2) Question 2: How to check the consumption of standard edition instances

Solutions:

  • You can view the Overview total message volume module

3) Question 3: Which offline resources need to be cleared?

Solutions:

  • Within a specified period of time (for example, last week), sort the number of messages sent by Topic in ascending order to see if there are any topics whose message sent volume is 0. The services related to these topics may have gone offline.

  • Within a specified period of time (for example, last week), sort the message consumption of GroupID from small to large, and check whether there are any GroupID whose message consumption is 0. The services related to these GroupID may be offline.
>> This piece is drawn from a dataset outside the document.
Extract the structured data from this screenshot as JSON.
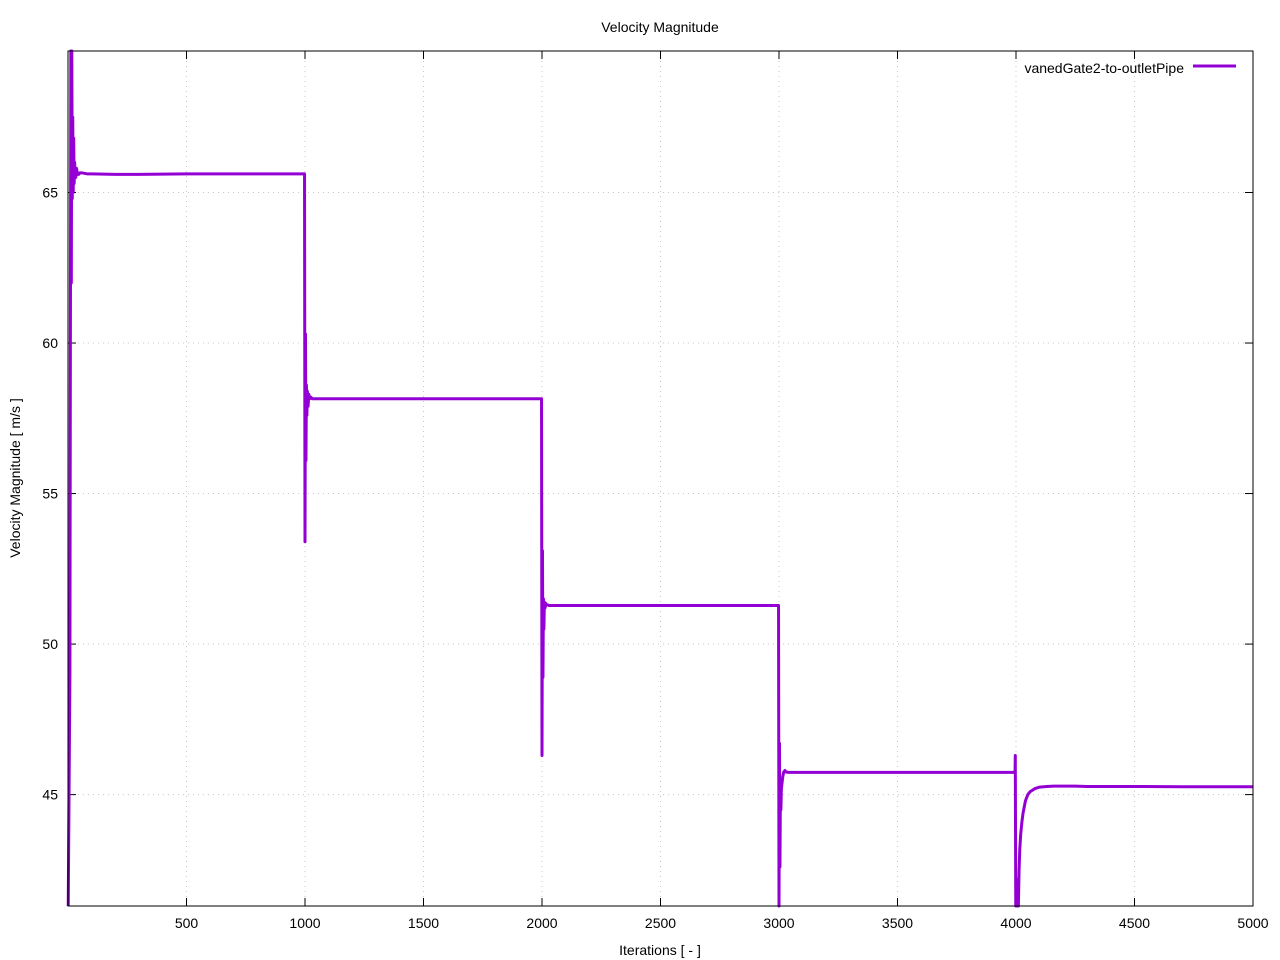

Scenario 3: Service Planning

The following problems are solved in service planning scenarios:

1) Problem 1: How to view the distribution of business peak value?

Solutions:

  • View the peak time of day for Topic message reception.
  • View the difference in the number of received messages between a Topic on a weekend and a non-weekend.
  • View the changes in the number of Topic messages received during holidays.

2) Question 2: How to judge which businesses have an upward trend at present?

Solutions:

  • Viewing the message volume helps determine the service traffic trend.

3) Question 3: How to optimize the performance of the consumer system?

Solutions:

  • Look at the message processing time and determine if there is room for improvement within a reasonable range.

This article introduces message queues, observability, RocketMQ observability concepts and features, and best practices to demonstrate the visualability of RocketMQ observability tools on core business links. We hope to provide you with some help in troubleshooting and maintenance problems online.